Attendees:
@DavidYesheNyima - Champion, Mr. Jake Moore @Ganga_Gyatso - Developer @Lhakpa_Wangyal - Coordinator
Date: September 09, 2025
Agenda:
- Transcript Progress
- Review Process Improvements
- Whisper Model & tokeniser Development
- Next Steps and future actions
Key Discussion Points
- Team discussed about completion of reviewing work for the benchmarking transcripts. It was also outlined that reviewing task for other audio files is in progress.
- On the basis of drawbacks of reflection of details about the work progress from the Pecha tool’s speech to text, team discussed about need to have dashboard or simply a spreadsheet showing status per file: transcribed, reviewed, trashed, and percentage completion. Mr. David Newman emphasised strongly that there is need to have a reporting in details showing percentages of finished transcripts and reviewed task. For that Mr. Ganga Gyatso demonstrated GitHub (cron job) based bar chart based weekly visual progress tracking report. He was requested to use distinct colours, avoiding red and green and need of daily update automation by sending E-mail or Discord notification). Additionally, it was suggested to have an easy download link for srt file.
- With reference to Reviewed SRT files, it was discussed about organising into a dedicated Google Drive folder for easy access. Accordingly, Mr. Ganga Gyatso also shared the same he had prepared: [Garchen SRT files]
- Mr. Ganga Gyatso outlined about the Whisper Model and Tokeniser Development for Tibetan language. He discussed that challenges of first version of the custom Whisper tokeniser, created by adding Tibetan tokens to whisper model by stating that tokens are exceeding the maximum tokens allowed. He added that he is in process of training a fully customised tokeniser to further improve tokenisation efficiency.
*Mr. Jake Moore requested Mr.
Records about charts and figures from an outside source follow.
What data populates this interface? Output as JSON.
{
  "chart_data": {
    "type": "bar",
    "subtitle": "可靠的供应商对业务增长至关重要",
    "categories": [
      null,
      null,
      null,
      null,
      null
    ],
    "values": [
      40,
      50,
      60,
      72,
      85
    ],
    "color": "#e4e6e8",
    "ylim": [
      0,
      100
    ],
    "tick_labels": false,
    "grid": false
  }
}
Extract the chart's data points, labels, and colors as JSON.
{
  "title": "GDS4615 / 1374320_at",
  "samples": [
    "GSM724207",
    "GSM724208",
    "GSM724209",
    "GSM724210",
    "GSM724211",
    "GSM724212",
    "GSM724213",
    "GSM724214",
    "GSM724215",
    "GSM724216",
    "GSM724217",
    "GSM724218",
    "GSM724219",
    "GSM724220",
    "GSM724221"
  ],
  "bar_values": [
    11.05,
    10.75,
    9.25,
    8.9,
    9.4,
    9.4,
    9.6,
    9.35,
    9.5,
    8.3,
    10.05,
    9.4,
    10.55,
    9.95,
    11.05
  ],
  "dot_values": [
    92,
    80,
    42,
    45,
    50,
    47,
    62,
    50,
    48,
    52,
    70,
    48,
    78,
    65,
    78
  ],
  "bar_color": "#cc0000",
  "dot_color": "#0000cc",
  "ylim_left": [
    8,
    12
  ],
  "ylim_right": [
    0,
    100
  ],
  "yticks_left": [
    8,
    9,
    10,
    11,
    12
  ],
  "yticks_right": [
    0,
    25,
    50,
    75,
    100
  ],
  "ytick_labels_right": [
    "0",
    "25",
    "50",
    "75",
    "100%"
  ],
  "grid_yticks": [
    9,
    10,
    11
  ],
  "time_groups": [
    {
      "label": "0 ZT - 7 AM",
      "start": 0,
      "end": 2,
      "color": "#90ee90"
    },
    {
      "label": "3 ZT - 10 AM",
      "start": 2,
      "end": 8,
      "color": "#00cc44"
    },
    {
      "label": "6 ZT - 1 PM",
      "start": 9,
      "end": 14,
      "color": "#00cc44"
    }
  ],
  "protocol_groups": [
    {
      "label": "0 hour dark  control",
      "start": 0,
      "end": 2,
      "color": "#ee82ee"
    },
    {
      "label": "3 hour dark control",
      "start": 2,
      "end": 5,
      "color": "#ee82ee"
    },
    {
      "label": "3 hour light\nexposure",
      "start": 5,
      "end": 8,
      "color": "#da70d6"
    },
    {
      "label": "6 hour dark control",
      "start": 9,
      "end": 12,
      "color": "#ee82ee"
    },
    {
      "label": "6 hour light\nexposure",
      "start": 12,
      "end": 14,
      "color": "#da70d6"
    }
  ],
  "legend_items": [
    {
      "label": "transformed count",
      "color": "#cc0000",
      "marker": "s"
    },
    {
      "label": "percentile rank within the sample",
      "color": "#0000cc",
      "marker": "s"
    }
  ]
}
Ganga Gyatso to compare three of the following approaches and evaluate using both Character Error Rate (CER) and Word Error Rate (WER):- Whisper with default tokeniser
- Whisper with added Tibetan tokens
- Whisper with fully customised tokeniser
Action Items
* @Ganga_Gyatso [Adding more of srt files in the google drive link] - Due: [24/09/2025]
* @Ganga_Gyatso [Documentation of tokeniser work will be prepared and shared.] - Due: [ASAP]
* @Ganga_Gyatso [Continue testing custom tokeniser and share documentation + results soon] - Due: [ASAP]
*@Lhakpa_Wangyal [Weekly work progress reports to be shared with David for easier client reporting.] - Due: [every Friday]
Decisions Made
- Need of weekly work progress reports to be shared with David for easier client reporting.
- Documentation of tokeniser work will be prepared and shared.